- Interactive map of Demirciköy Tunnel Demirciköy Tüneli

Overview
- Location: Sinop, Sinop Province
- Coordinates: 41°56′38″N 35°05′03″E﻿ / ﻿41.94389°N 35.08417°E Demirciköy Tunnel Location of Demirciköy Tunnel in Turkey
- Status: Operational
- Route: D.010

Operation
- Constructed: Dağcan Construction and Trade Company Inc
- Opened: 26 March 2014; 12 years ago
- Operator: General Directorate of Highways
- Traffic: automotive

Technical
- Length: 1,680 and 1,680 m (5,510 and 5,510 ft)
- No. of lanes: 2 x 2
- Operating speed: 80 km/h (50 mph)

= Demirciköy Tunnel =

Highway tunnel in Sinop Province, Turkey

Demirciköy Tunnel (Demirciköy Tüneli) is a highway tunnel constructed in Sinop Province, northern Turkey.

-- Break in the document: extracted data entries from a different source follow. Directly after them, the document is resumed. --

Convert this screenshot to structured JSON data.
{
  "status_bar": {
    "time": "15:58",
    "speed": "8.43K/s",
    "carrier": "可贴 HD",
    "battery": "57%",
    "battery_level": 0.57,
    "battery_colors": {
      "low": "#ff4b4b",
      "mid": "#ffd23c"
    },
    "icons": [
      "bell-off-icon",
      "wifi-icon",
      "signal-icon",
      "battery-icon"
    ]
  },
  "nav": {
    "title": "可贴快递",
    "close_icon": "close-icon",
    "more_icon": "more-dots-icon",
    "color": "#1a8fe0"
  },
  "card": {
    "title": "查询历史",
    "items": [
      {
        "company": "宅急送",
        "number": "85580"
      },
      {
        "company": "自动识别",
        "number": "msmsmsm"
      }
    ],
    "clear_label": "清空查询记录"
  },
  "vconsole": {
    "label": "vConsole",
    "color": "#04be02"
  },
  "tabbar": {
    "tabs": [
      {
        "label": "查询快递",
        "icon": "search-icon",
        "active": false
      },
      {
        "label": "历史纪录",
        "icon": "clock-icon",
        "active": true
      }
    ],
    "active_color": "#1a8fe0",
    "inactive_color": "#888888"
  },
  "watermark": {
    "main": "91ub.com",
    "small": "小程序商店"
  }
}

Demirciköy Tunnel is part of the Sinop-Samsun Highway within the Black Sea Coastal Highway, of which construction was carried out by the Turkish Dağcan Construction and Trade Company Inc. The 1680 and 1680 m-long twin-tube tunnel carrying two lanes of traffic in each direction is flanked by 1285–1285 m-long Çiftlik Tunnel in the north and 348–348 m-long Gerze Tunnel in the south on the same highway.

The tunnel was opened to traffic on 26 March 2014.